We demonstrate that brain tissue can be decellularized but retain ECM protein components and GAGs. The brain matrix may be used as a cell culture platform and has neural biocompatibility as human iPSC-derived neurons are able to grow and mature on the brain matrix. The brain matrix is also able to self-assemble and gel in vivo forming a nanofibrous scaffold, demonstrating feasibility as an injectable, brain-specific tissue engineering scaffold.
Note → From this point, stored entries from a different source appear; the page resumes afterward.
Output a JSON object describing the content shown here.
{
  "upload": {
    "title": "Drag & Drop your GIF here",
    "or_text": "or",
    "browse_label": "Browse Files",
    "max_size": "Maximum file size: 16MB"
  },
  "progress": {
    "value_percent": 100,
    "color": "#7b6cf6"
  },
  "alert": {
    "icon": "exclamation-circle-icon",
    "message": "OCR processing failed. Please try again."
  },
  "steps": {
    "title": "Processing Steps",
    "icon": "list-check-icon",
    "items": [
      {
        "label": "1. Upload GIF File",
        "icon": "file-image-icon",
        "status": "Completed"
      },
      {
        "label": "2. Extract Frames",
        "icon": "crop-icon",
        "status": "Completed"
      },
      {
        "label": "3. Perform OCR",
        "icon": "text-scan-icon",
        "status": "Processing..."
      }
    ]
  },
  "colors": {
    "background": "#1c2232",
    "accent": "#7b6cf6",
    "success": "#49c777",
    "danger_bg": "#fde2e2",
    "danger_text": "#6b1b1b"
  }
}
This research is funded in part by the National Institutes of Health (NIH) Director's New Innovator Award Program (Karen L. Christman, DP2OD004309), which is part of the NIH Roadmap for Medical Research, and by a CIRM comprehensive grant (Lawrence S.B. Goldstein, RC1-00116-1). Lawrence S.B. Goldstein is an Investigator of the Howard Hughes Medical Institute. Jessica A. DeQuach would like to acknowledge the California Institute for Regenerative Medicine (CIRM) under the UCSD Interdisciplinary Stem Cell Research and Training Program for a pre-doctoral fellowship (TG-01154). Shauna H. Yuan was funded by CIRM as a clinical fellow during part of this work (TG-01154). The authors would also like to acknowledge Carolina Rogers for her assistance with harvesting porcine specimens, Sonya Seif-Naraghi for her aid with mass spectroscopy, Vaibhav Bajaj and Anthony Monteforte for sectioning tissue samples, Grace Woodruff for her help with the FACS sorting, Mason Shaner who aided with microscopy, and Cheryl Herrera who helped with tissue culture.
No competing financial interests exist.